Fifth, residual confounding by unmeasured factors is possible in observational studies. We did not have information on body mass index, smoking, alcohol, illicit drug use, and duration of HCV and HIV infections. We also could not assess whether fractures were specifically trauma-related. However, to negate the positive associations observed in our study, such confounders would have to be strongly associated with fracture and related to infection but not related to the many risk factors already included in our models.
Finally, the study sample consisted of U.S. Medicaid enrollees, potentially limiting the generalizability of our results. However, Medicaid is the largest source of care for patients with HIV infection in the U.S. and provides coverage to a large proportion of patients with HCV infection (42). In addition, the study cohorts are demographically similar to U.S. HCV and HIV populations (43, 44).

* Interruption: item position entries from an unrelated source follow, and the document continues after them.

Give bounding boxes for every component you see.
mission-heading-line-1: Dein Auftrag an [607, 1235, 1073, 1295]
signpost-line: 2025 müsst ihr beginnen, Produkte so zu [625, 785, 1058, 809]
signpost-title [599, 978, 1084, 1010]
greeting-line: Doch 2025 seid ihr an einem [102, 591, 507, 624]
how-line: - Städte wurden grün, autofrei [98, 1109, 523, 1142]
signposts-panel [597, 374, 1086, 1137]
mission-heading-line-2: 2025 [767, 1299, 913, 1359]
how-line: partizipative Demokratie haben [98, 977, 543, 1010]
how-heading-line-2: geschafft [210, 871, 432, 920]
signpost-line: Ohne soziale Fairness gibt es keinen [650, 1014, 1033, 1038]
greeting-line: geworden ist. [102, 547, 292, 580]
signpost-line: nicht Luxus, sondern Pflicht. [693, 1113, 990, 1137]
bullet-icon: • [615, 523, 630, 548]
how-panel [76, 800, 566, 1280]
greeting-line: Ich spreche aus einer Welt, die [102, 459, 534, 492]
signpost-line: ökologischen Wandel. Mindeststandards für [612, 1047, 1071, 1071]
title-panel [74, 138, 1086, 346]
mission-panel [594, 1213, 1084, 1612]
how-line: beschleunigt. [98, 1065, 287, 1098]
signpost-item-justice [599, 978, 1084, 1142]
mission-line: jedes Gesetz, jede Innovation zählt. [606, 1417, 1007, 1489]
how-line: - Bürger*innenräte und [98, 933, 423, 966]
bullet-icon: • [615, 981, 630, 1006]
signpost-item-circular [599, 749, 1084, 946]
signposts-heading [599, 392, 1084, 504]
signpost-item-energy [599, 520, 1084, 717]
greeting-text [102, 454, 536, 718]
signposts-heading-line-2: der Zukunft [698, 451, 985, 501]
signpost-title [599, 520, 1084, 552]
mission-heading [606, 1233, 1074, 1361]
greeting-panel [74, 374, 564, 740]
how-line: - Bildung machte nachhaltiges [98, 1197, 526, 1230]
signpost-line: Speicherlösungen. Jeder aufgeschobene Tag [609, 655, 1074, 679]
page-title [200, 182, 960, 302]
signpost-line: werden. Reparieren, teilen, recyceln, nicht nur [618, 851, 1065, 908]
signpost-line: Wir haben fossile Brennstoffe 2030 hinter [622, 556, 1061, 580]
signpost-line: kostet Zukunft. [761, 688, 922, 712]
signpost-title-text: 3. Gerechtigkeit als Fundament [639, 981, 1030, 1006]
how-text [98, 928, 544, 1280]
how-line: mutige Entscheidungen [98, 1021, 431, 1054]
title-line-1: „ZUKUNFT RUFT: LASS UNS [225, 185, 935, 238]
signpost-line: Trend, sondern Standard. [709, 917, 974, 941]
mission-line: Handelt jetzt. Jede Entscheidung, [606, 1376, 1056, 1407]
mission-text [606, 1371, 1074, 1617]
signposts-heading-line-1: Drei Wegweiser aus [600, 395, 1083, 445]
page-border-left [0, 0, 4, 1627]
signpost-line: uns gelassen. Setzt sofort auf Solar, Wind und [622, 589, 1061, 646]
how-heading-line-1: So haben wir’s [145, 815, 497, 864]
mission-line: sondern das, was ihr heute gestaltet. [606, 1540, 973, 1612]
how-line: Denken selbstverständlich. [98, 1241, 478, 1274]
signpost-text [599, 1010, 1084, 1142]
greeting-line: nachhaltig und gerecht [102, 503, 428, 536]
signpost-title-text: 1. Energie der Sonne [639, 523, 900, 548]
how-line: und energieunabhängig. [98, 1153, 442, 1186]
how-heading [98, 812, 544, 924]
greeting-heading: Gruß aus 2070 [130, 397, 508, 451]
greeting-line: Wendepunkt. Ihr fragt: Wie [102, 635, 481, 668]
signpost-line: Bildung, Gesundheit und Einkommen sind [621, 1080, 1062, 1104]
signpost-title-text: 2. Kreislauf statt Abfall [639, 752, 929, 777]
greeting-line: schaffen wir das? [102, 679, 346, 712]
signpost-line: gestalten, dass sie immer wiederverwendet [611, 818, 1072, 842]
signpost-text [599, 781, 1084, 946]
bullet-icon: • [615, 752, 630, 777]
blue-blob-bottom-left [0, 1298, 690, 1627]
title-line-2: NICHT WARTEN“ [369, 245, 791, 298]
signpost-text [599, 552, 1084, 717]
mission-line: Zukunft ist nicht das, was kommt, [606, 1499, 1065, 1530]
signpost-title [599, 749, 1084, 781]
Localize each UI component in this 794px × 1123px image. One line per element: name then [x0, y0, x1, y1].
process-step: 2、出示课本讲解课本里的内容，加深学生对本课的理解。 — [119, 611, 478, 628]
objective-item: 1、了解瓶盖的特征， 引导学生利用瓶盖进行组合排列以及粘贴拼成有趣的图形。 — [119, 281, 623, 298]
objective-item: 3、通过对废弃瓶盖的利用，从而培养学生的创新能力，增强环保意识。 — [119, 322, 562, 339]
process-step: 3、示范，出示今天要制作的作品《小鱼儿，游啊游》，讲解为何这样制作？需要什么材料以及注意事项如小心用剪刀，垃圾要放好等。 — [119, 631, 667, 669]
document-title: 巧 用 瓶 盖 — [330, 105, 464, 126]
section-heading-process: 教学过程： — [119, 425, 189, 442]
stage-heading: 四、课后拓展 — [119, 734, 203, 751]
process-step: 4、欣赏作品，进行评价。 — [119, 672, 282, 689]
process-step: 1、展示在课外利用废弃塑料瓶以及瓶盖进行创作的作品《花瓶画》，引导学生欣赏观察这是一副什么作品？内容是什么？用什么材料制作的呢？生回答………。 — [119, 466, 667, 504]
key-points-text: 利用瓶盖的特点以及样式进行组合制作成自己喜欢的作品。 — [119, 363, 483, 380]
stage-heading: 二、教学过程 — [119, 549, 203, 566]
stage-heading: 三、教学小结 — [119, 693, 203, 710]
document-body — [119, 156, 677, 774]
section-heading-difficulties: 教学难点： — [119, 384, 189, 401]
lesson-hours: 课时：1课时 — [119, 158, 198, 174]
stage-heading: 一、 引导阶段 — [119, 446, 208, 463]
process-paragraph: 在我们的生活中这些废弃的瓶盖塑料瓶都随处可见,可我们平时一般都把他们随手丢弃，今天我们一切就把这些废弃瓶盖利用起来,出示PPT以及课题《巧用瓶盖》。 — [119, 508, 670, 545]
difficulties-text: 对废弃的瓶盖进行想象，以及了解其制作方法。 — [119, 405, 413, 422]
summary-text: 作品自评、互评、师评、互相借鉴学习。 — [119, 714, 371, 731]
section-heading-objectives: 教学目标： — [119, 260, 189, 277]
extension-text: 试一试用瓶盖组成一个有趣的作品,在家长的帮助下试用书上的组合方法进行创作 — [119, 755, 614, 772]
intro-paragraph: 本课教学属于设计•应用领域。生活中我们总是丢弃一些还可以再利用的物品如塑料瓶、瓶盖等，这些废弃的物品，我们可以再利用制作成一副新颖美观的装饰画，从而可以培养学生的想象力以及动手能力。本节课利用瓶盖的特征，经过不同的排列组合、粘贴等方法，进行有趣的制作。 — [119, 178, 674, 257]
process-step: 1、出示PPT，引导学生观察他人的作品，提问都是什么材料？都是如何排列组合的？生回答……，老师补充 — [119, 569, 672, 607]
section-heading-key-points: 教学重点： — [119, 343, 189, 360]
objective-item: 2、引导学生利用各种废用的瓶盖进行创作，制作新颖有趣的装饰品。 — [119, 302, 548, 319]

Our study had a number of strengths. It evaluates the association between HCV infection and hip fracture, including among HIV-infected persons in a large population. The study also examined the risk of hip fracture associated with HCV-induced hepatic decompensation. Further, propensity score methods enabled us to adjust for many potential confounding variables that have not been considered in prior fracture studies.
In conclusion, this study provides evidence that HCV and HCV/HIV coinfection are associated with increased rates of hip fractures. Future studies should evaluate mechanisms for the increased fracture risks in these populations.
This study was supported by the National Institute of Allergy and Infectious Diseases (research grants K01-AI070001 and U01-AI069467), National Institute of Diabetes and Digestive and Kidney Diseases (research grant K24-DK076808), Clinical and Translational Science Award from the National Institutes of Health (grant #UL1-RR024134), and a Penn FOCUS Medical Student Fellowship in Women’s Health (Bertha Dagan Berman Award).
Results withstood Centers for Medicare and Medicaid Services privacy review and were approved for publication.